There are so many directions this could take, levels of debate, theories, ideologies, opinions, judgments, dogmas, arrogances. Right now I’m not the least bit interested. I only know how my heart spilled over today seeing their faces, their eyes, hearing their stories, witnessing their pain, watching as something incredible moved and shifted in them. I only know that they are human, as am I. I only know that when life hands out experiences, families, circumstances, sometimes love, sometimes—more often than I like to think about—even basic safety and sustenance, it is anything but fair. I only know, in my heart of hearts, that these are not “bad” women. That they have hearts that have been broken open, too. That through bad luck or bad choice or bad love or bad timing something terrible happened and the price has also been terrible. And I only know that I only have to ask myself once just exactly what I did to be born where I was, who I was, into the family and the circumstance that I was. The answer, of course, is nothing.
Nada.
Not one thing.
Luck of the draw.
Purely random.
Pretty unsettling, really.
Wednesday, January 5, 2011
It's What's Inside that Counts. Right?
The sun has disappeared up here in the Northwest. We had three beautiful, glorious days of it. Not a cloud in the sky. Cold as allgetout, but I’m actually learning to love walking around all bundled up in about three layers, along with lined boots, Smartwool socks, scat (scarf/hat all in one piece - fantastic for keeping warm), cashmere gloves for early morning walks, and then, when it gets above about 25 degrees, great fingerless gloves I got for Christmas. Fingerless gloves? I know… what’s the point, except that my hands can still be a little warm AND I can operate my camera without accidentally setting some function that I then don’t know how to unset (and think it’s broken and almost send it away for repair when some nice camera store person sorts it all out for me in, oh, about 10 seconds). Anyway, the gloves. I love them. I love driving in them, I can get change out of my wallet, use my phone, and iPod, plus they’re so comfortable and cozy, sometimes I’m back inside the house for an hour or two before I realize I still have them on.

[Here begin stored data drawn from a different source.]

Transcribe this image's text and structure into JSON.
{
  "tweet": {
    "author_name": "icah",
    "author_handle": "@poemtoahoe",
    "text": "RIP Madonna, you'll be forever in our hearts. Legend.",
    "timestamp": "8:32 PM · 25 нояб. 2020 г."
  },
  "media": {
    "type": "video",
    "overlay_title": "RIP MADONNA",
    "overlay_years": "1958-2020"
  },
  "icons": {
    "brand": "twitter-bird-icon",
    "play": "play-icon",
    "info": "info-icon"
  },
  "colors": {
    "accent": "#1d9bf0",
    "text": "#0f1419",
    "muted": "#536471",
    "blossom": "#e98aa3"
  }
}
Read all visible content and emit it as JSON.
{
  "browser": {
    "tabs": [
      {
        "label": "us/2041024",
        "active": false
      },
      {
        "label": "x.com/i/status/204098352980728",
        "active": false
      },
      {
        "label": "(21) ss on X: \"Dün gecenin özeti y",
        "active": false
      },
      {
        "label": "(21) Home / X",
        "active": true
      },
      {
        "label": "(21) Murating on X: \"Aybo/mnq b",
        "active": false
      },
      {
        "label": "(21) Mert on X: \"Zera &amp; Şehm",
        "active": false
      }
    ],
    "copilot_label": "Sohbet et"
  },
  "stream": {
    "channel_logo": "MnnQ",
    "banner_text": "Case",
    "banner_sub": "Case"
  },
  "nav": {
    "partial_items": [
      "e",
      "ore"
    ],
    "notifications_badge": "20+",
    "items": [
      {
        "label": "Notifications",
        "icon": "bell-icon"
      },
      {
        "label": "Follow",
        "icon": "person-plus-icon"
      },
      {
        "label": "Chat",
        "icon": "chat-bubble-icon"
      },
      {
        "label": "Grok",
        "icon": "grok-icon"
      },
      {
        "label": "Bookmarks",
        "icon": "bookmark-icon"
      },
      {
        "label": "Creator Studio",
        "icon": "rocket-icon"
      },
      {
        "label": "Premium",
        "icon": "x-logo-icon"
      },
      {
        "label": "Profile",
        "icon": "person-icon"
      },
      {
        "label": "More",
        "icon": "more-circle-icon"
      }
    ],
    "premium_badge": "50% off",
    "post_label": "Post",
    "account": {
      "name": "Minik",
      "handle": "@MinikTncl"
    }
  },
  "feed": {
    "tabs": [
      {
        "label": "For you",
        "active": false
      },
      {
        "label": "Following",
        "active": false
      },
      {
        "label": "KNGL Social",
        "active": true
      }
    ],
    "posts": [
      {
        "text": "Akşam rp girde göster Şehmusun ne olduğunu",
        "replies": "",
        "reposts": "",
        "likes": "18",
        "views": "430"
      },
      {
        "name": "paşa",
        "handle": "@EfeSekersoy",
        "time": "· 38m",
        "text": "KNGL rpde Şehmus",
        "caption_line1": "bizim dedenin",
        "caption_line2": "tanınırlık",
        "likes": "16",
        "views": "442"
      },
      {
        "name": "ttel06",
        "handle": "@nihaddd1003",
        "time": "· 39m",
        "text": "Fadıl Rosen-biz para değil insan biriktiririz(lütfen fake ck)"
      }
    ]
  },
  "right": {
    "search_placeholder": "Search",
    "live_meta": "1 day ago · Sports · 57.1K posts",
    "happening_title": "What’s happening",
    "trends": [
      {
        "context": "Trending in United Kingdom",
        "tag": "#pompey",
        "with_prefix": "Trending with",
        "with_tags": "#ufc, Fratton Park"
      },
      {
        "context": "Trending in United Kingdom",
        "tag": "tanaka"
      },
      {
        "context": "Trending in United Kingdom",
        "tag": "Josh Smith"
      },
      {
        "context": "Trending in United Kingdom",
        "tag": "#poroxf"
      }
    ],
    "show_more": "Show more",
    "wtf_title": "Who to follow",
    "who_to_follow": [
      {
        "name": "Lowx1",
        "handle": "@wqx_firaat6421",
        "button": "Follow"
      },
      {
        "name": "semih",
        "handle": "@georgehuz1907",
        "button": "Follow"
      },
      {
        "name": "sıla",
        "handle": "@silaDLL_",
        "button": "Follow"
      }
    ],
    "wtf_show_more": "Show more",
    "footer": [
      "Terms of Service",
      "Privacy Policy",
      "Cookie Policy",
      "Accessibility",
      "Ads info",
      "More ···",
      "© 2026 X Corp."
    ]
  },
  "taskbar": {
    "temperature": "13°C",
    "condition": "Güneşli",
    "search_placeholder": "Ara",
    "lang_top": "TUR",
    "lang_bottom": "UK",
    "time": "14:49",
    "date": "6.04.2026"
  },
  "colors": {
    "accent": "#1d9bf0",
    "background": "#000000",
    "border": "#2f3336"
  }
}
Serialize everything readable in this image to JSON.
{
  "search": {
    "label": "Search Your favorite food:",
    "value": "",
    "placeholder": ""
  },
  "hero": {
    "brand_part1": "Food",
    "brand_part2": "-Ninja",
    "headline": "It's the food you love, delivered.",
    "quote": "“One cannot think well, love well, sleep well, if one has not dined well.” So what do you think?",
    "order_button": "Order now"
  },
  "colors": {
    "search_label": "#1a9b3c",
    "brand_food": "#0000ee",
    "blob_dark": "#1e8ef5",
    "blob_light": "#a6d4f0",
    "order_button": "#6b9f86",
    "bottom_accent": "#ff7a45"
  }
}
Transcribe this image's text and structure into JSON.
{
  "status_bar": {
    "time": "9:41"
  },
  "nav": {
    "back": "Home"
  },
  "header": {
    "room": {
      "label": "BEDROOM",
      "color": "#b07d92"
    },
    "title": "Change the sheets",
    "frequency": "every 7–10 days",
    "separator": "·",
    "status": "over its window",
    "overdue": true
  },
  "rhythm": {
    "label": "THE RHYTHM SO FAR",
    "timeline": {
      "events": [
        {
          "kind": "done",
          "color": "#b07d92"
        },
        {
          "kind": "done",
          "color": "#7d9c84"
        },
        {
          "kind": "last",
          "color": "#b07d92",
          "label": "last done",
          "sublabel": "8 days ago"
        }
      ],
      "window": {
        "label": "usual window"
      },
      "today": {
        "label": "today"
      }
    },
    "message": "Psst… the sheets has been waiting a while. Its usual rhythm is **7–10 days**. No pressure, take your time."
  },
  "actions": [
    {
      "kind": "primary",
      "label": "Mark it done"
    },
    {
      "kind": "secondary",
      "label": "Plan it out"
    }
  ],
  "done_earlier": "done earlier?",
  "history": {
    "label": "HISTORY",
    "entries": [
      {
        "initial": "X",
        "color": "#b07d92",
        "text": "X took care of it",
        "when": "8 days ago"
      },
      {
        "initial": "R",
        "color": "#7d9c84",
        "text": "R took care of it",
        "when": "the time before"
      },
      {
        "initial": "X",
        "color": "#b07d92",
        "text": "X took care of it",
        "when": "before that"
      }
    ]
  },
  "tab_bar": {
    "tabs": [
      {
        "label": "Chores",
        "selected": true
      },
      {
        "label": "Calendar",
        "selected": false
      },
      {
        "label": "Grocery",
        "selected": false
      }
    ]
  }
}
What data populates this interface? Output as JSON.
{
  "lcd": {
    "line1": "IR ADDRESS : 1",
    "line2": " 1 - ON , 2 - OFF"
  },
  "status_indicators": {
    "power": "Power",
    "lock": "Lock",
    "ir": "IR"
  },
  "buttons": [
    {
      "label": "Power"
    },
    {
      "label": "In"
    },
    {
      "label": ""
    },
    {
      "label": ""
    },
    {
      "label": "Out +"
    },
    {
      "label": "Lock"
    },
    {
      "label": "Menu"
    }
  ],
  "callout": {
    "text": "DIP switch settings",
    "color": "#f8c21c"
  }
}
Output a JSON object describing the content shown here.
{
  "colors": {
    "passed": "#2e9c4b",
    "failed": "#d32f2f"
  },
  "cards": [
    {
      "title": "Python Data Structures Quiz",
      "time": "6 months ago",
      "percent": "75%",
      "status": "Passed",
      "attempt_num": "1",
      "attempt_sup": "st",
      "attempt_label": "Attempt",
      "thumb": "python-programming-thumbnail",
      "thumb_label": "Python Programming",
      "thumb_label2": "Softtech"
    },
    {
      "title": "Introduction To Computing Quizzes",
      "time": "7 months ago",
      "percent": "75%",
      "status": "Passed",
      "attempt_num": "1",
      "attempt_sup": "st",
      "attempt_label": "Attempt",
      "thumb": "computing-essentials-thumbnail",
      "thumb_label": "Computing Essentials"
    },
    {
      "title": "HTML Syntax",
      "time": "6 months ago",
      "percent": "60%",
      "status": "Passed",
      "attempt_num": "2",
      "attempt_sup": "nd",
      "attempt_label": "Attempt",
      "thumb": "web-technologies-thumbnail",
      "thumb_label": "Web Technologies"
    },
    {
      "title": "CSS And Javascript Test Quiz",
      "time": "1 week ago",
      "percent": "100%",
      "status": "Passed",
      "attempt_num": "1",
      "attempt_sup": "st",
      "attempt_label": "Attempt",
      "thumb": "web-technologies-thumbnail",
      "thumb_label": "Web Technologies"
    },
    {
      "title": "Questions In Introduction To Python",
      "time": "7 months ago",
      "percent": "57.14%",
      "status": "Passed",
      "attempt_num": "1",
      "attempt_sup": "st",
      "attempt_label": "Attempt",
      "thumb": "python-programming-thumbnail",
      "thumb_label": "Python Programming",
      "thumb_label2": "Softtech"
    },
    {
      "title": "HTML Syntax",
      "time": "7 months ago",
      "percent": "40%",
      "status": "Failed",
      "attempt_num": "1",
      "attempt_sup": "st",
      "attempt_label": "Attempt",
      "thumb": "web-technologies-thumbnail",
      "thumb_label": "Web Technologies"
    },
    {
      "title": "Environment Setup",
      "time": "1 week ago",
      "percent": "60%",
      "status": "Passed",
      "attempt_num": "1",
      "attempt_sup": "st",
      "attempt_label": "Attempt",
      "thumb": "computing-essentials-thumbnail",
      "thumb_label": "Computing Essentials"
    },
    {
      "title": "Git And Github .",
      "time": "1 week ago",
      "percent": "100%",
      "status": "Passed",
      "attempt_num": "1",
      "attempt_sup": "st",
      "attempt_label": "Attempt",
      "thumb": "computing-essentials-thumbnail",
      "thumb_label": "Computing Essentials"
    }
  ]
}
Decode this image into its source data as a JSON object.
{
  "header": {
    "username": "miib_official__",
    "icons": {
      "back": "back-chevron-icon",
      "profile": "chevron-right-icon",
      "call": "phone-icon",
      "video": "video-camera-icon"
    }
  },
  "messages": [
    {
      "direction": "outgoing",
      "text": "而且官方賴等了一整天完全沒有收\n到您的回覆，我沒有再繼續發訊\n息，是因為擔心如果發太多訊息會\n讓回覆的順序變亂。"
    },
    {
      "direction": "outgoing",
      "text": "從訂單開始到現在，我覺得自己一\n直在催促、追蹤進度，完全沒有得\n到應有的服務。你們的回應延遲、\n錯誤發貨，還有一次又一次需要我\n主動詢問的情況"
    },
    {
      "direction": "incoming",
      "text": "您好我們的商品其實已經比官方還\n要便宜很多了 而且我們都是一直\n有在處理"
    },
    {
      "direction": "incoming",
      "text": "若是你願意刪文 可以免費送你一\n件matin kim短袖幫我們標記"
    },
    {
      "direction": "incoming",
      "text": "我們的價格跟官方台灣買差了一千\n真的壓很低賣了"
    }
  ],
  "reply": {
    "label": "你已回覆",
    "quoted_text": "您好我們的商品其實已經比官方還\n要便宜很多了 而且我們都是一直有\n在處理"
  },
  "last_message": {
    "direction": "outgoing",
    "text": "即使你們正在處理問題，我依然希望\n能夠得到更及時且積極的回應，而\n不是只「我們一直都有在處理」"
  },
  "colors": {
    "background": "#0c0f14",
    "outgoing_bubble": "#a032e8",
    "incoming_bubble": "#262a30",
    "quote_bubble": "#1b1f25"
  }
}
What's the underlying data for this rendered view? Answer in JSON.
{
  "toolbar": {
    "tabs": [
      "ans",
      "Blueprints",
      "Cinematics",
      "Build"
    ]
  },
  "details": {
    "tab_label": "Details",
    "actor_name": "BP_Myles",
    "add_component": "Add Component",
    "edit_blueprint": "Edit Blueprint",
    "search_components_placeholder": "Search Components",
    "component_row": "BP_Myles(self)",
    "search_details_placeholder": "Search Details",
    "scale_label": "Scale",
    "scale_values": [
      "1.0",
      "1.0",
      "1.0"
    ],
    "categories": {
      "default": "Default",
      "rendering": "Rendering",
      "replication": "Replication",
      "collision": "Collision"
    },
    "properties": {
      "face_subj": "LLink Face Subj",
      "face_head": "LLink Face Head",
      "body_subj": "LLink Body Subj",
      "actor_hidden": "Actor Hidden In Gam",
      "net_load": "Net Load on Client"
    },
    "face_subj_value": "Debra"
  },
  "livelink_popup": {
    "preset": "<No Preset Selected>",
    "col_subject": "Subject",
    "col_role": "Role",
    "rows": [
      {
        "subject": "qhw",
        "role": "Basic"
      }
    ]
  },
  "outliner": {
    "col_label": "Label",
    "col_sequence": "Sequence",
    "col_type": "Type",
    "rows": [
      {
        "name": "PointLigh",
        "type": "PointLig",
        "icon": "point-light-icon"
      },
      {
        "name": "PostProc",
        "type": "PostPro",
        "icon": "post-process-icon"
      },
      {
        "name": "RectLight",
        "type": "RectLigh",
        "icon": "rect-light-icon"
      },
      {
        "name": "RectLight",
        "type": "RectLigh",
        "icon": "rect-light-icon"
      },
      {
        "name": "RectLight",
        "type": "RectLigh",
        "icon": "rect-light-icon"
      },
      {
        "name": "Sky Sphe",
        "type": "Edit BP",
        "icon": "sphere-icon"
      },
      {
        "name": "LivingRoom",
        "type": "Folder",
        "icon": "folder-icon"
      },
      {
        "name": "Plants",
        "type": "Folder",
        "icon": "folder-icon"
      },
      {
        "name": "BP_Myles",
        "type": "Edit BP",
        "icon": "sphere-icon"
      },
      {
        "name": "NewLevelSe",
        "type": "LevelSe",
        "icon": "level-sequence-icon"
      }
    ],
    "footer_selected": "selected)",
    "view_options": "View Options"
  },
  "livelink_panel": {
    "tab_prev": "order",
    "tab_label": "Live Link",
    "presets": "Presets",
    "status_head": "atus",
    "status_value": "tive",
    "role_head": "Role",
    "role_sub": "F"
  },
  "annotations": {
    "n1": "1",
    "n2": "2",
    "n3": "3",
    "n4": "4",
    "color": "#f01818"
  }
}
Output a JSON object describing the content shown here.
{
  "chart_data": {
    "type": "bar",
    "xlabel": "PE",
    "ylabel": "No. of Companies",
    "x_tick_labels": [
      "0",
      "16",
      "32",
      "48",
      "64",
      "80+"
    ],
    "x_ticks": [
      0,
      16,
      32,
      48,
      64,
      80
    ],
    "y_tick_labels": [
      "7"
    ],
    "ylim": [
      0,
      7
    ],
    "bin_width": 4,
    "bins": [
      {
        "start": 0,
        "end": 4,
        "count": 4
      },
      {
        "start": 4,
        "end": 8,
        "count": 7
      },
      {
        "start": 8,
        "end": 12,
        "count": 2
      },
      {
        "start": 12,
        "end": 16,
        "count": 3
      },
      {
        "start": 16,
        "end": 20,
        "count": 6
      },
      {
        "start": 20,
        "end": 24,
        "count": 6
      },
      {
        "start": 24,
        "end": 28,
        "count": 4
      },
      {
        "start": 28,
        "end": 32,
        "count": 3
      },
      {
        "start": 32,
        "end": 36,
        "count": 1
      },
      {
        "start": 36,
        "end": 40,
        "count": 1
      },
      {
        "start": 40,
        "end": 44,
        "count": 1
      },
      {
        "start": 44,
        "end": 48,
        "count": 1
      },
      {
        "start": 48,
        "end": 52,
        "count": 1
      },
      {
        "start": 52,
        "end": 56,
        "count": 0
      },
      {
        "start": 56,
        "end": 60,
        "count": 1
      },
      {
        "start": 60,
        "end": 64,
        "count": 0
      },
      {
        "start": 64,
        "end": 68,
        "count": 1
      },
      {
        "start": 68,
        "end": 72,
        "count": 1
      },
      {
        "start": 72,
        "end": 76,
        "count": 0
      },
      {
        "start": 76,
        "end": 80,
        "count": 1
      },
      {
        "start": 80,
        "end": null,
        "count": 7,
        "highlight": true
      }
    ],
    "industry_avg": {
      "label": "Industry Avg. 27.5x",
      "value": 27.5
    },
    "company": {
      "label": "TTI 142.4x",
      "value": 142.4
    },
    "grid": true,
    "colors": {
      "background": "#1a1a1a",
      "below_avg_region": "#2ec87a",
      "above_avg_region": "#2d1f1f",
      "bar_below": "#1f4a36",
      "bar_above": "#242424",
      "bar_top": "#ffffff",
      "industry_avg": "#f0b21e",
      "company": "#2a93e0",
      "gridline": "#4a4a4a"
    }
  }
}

Here I am, self-portrait-ing, bundled up for a walk with Lola…
I am half embarrassed, half mortified by this picture. In fact, I am embarrassed/mortified by most every picture I see of myself. Have been for a number of years. A combination weight and age, and just general--I know this because I can remember before weight and age settled in--malcontent with my physical being. But I’m putting it up anyway because one of my hopes for this coming year is to do a long and deep process around my feelings vis-a-vis my physical being. It will be part of my private journaling, possibly spilling over here now and then, to work with self portraits in the hopes of gaining insight, understanding, compassion, acceptance… maybe even some love.
I read something the other day that just inspired the hell out of me. Someone sent Gloria Steinem a postcard with an image of an old Chinese woman singing opera on a hill in a Beijing park. Her face is old, and apple-doll wrinkled, but she totally sparkles and radiates. Steinem wrote about it in her book, Revolution from Within.
I have a new role model for this adventurous new country I’m now entering. She is a very old, smiling, wrinkled, rosy, beautiful woman standing in the morning light of a park in Beijing… . Now she smiles at me every morning from my mantel. I love this woman. I like to think that, walking on the path ahead of me, she looks a lot like my future self.It was another one of those instances where truth cut itself cleanly straight into my being. I want to be like that. I want to be like that old woman, radiant, alive, sparkling, even as my body grows old around me. I want to stop being ashamed of aging. I want to stop judging my arms, my chin, my hands, my thighs, my upper lip, my sagging eyes, my "grandma" skin. I want to stop being embarrassed by every picture that is taken of me, humiliated when people look at me. Like that woman, I want to radiate some inner something, to hell with what is happening with my physical body.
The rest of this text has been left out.